The summit also presented a panel discussion featuring perspectives from the community. The panel was moderated by David Hardy, M.D., Ph.D. senior director of evidence-based practices at Whitman-Walker Health and featured Marcia Ellis, an HIV health and wellness advocate; Christopher M. Cannon, director of research and evaluation at Whitman-Walker Health; and Tyson Isaiah Evans, senior program associate at DC Care. Dr. Hardy spoke about the trajectory of his career as a clinician, scientist, researcher, educator and advocate.
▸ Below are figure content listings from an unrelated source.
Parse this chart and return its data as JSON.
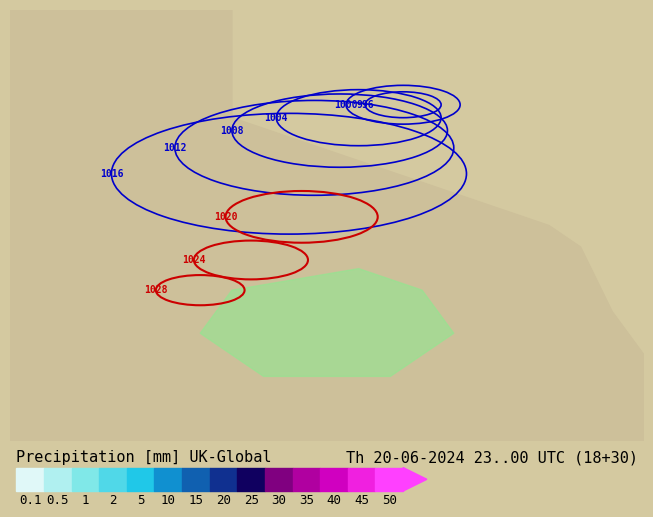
{
  "title_left": "Precipitation [mm] UK-Global",
  "title_right": "Th 20-06-2024 23..00 UTC (18+30)",
  "colorbar_values": [
    0.1,
    0.5,
    1,
    2,
    5,
    10,
    15,
    20,
    25,
    30,
    35,
    40,
    45,
    50
  ],
  "colorbar_colors": [
    "#e0f8f8",
    "#b0f0f0",
    "#80e8e8",
    "#50d8e8",
    "#20c8e8",
    "#1090d0",
    "#1060b0",
    "#103090",
    "#100060",
    "#800080",
    "#b000a0",
    "#d000c0",
    "#f020e0",
    "#ff40ff"
  ],
  "bg_color": "#d4c9a0",
  "map_bg": "#c8bfa0",
  "font_size_title": 11,
  "font_size_tick": 9,
  "figure_width": 6.34,
  "figure_height": 4.9
}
Ellis, Cannon, and Evans spoke about their experiences related to HIV and AIDS both personally and professionally — as patients, community members, researchers, and advocates.
During the summit, students also had the chance to speak with HIV/AIDS program officials from each of the four state/local jurisdictions the students were studying. Students met with Michael Kharfen, senior deputy director of HIV/AIDS, Hepatitis, STD, and TB administration at the Department of Health in Washington, D.C.; Shanell McGoy, director of HIV/STD with the Tennessee Department of Health; Oliver Bacon, associate professor at the University of California, San Francisco, School of Medicine; and DeAnn Gruber, STD/HIV program director for the Louisiana Department of Health and Hospitals.
Proposals presented by the student’s to help improve the jurisdictions’ HIV/AIDS strategies included partnerships with ride-sharing services to help get patients to testing sites and doctor appointments; the creation of apps to improve medical adherence and education; and continuing education for providers on PrEP, a medication that can reduce the chance of HIV infection.
In years past, the proposals were presented to an expert panel led by the AIDS Czar at the White House, but due to scheduling conflicts it occurred in Ross Hall this year. In addition to the presentations and feedback from the expert panel, students also presented a letter for President Obama to the AIDS Czar, thanking him for championing “the cause of health care reform of our country’s most vulnerable.”
“This was definitely in an only in D.C. kind of experience,” M.D. student Brandon Robinson said after the Washington, D.C. group’s presentation.
Akman closed out the summit, telling students that they have the power to use their knowledge from the event in every clinical setting that they find themselves in.
“You can raise this, you can change your faculty members or the folks that you’re working with, you can change their behavior. You can educate them,” he said. “We’re going to continue to generate physicians who are really knowledgeable in HIV/AIDS and are going to go out and make a difference.”